On a similar note: Is it legal and/or has anyone ever seen someone use a huge ship in lieu of his/her obstacles at a tourney? Pretty sure the answer is No but.............

Not legal per the tourney rules, which only permit the asteroids from the core sets and the debris fields from the Decimator and YT2400.

Can't u place asteroids at range 1 of the edges, because at range 1-2 they almost always end up being all centered in the middle in some random way.

Thanks

Always range two of the edges ... six obstacles work out ok with that measurement.

And no closer than range one of each other.

12 hours ago, "Quickdraw" said:

Can't u place asteroids at range 1 of the edges, because at range 1-2 they almost always end up being all centered in the middle in some random way.

Thanks

Step 4 of the Setup. Rules Reference, page 18

Quote

Place Obstacles: In player order, players take turns choosing an obstacle and placing it into the play area until all six obstacles have been placed. Obstacles must be placed beyond range 1 of each other and beyond range 2 of each edge of the play area.

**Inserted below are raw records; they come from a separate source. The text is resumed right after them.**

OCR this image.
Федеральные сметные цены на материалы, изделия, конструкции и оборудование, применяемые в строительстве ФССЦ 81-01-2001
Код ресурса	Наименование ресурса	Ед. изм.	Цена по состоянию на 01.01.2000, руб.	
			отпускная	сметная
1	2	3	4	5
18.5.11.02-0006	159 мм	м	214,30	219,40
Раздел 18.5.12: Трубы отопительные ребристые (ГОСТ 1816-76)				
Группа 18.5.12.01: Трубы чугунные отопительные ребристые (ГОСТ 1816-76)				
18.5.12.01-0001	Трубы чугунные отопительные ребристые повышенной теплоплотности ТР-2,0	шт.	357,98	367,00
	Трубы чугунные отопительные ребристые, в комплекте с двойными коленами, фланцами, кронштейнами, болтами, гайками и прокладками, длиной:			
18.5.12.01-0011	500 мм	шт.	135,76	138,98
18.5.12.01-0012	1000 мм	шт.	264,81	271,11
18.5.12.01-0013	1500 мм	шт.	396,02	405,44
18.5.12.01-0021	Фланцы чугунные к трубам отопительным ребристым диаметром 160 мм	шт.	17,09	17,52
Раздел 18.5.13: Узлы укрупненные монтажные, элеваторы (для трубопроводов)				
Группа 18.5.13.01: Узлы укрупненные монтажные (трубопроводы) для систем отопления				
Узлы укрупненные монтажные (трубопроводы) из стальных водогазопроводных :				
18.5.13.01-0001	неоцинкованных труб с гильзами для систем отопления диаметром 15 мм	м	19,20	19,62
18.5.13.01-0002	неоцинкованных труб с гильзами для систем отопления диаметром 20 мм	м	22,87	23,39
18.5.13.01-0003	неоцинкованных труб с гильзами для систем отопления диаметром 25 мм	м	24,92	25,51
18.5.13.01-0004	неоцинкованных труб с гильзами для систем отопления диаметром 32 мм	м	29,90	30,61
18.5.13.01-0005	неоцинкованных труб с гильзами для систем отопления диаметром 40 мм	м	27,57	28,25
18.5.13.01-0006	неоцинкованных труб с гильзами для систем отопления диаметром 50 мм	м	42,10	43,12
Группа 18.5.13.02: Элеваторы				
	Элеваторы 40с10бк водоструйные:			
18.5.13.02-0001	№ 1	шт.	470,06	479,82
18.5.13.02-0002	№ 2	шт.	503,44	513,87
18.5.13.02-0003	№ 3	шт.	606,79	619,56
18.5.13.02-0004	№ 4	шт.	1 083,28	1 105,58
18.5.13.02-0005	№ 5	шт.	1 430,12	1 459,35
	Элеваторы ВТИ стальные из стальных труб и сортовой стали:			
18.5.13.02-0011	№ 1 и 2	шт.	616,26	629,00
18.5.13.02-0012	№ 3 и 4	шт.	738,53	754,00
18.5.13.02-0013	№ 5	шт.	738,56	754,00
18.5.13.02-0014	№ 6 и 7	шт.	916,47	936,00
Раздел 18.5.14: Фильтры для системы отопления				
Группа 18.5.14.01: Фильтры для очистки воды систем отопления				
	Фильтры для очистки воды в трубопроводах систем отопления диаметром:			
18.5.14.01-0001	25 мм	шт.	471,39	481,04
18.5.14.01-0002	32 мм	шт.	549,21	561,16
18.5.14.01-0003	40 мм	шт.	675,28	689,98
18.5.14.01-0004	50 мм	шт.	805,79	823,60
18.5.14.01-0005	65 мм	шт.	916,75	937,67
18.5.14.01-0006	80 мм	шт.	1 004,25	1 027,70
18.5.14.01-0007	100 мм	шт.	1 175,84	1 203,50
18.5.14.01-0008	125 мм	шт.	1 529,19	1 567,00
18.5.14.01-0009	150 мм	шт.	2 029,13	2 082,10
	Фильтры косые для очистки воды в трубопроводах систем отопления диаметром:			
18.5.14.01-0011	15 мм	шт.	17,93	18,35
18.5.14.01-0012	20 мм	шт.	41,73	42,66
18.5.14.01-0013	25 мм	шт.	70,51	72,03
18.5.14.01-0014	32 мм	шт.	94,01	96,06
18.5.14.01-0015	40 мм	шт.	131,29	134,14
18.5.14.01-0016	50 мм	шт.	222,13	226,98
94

@JediRush24 Beyond those ranges.

Edited by Lyianx

Same thing different words lol all good

3 hours ago, JediRush24 said:

Same thing different words lol all good

Its not, actually. The way you stated it, is 'within' range one or two, meaning anywhere within that range. It cant even be *at* those ranges. It has to be entirely beyond those ranges.

Quote

At: An object is at a specified range if the closest point of it is inside that range.
Within: An object is within a specified range if the entirety of it is inside that range.
Beyond : An object is beyond a specified range if no part of it is between the specified range and the object range is being measured

Not saying beyond isnt what you meant, but correct phrasing its kind of important in this game when referring to the rules, especially talking to less experienced players.